Matrix can help save landscape and planet
Saving the planet was once a euphemism for environmental prissiness.
Much better to look after numero uno, one’s family, the community or, at a pinch, the local environment. But that has changed dramatically due to the diminishing window of opportunity to mitigate, and adapt to, the rapidly accelerating rate of anthropogenic global warming.
The Mahurangi Action Plan, currently being collaboratively developed, is billed as a strategic plan for the next 20 years. It builds on the more narrowly based five-year action plan, which was a response to 10 years of science showing the harbour’s benthic communities under increasing stress. The more holistic strategic plan should, nevertheless, also be science-based. If it was a five-year plan, and it largely ignored global warming science, it would be patently deficient. A 20-year plan with the same failing, however, would be worthless.
To seamlessly integrate climate action, the matrix approach can help. It would readily allow proposed Mahurangi Action Plan priorities to be tested against climate-action priorities. It would also allow those who have yet to familiarise themselves with the science to concentrate their focus on the purely Mahurangi aspects—likewise those who suspect that the scientific consensus is global conspiracy.
Incidentally, for an actual global conspiracy, folk need look no further than the tobacco industry. And the same sabateurs who were paid to confuse the science on smoking as a cause of cancer and heart disease are currently becoming even wealthier, attempting to neutralise the response to global warming. In Australia a courageous Kevin Rudd has unavoidably put some tobacco money back their way for a rearguard action against one of the last logical battles to drive smoking into the history books: The banning of the branding on tobacco products.
The outstanding natural beauty of the Mahurangi Harbour landscape is self-evident. The harbourscape is an inherently appealing mix of pasture, remnant indigenous trees and indigenous forest.
- If aesthetic appeal was the only consideration, the current mix should be maintained.
- If soil conservation was the only consideration, the landscape should be predominantly indigenous forest.
- If sequestering carbon was the only consideration, the landscape should be predominantly indigenous forest—including to provide future alternatives to high-carbon materials such as steel and concrete.

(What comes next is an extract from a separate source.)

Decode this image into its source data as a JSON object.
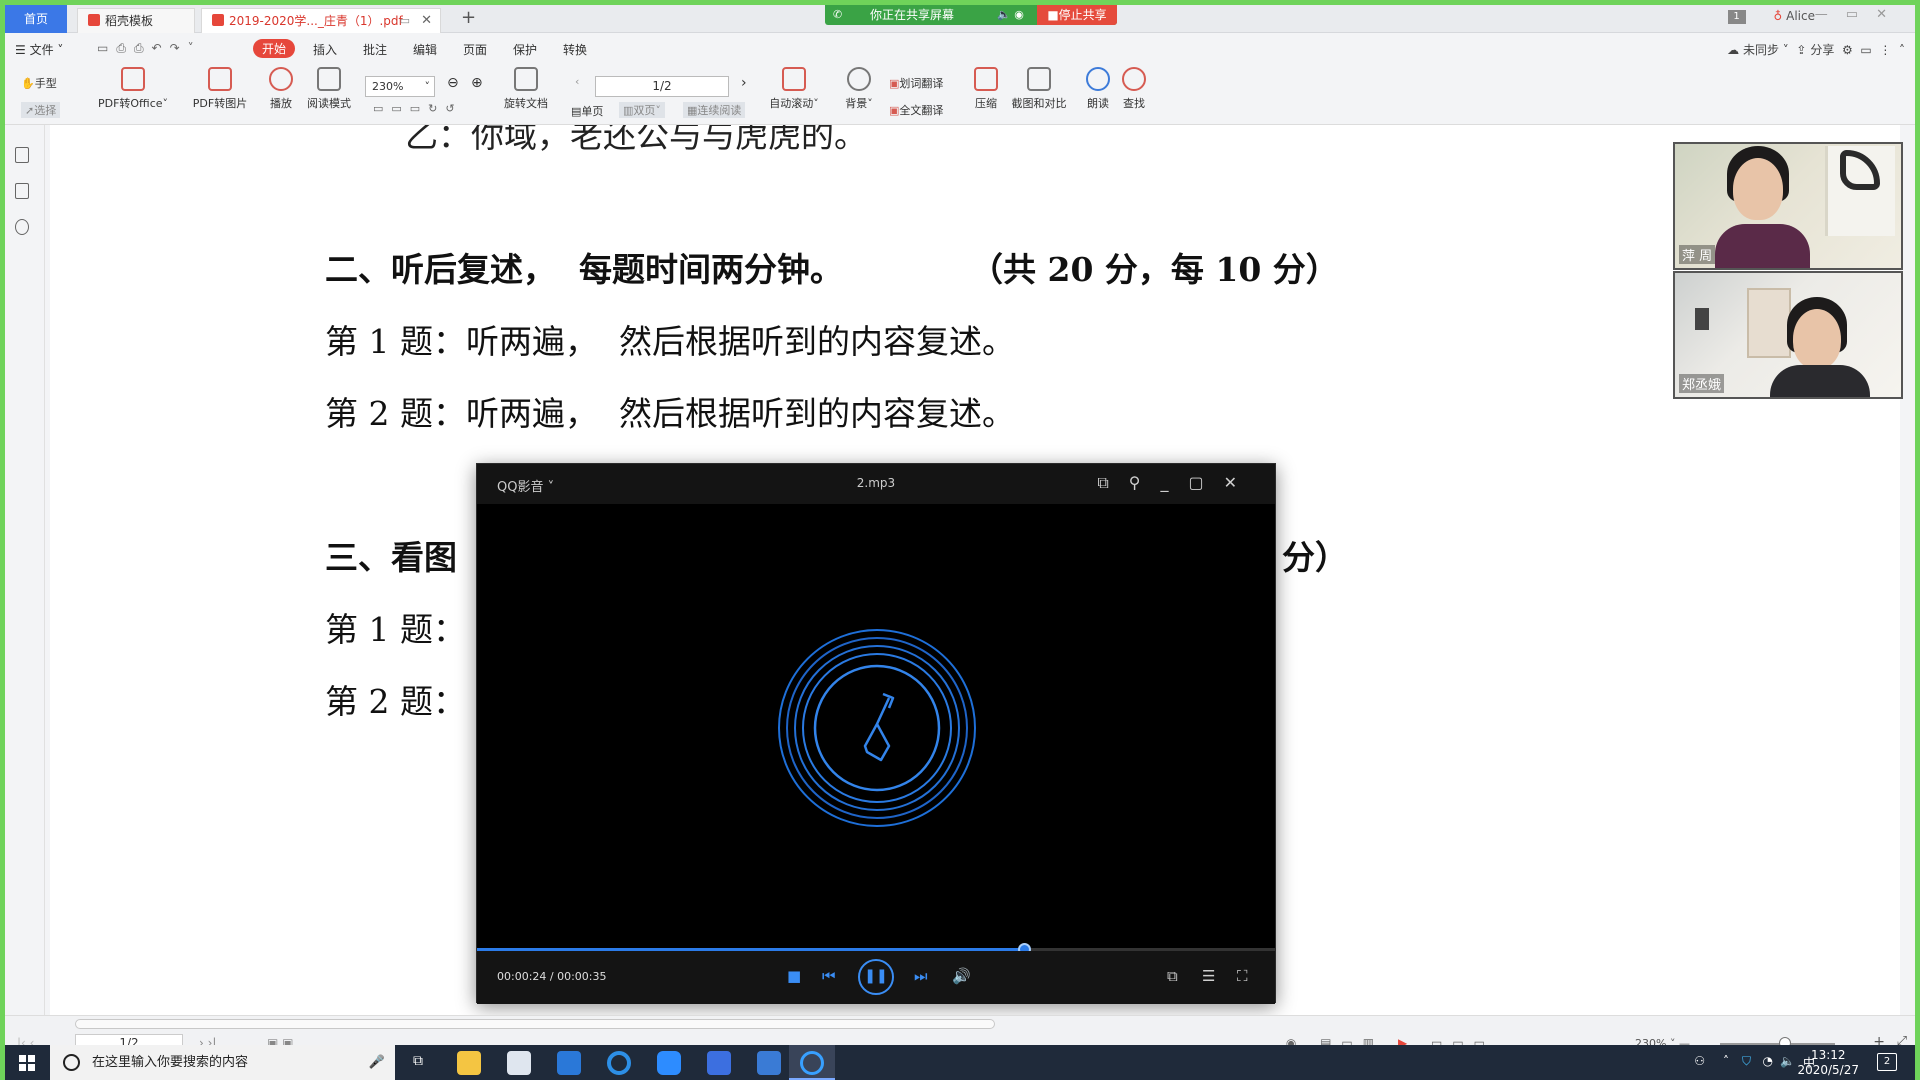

- If feeding a world that is losing productive land to climate change and sea-level rise was the only consideration, the landscape should be predominantly pasture.
A matrix can layer these needs and help identify where some or all goals align. And where they don’t, the matrix can help evaluate the options. Use of the matrix metaphor can help ensure that the draft Mahurangi Action Plan is not irrelevant from the outset.
A moment’s contemplation of the carbon dioxide level in relation to the history of civilisation, and it is clear why global warming is widely described as the moral challenge of the century.
It is also clear why that is utter understatement.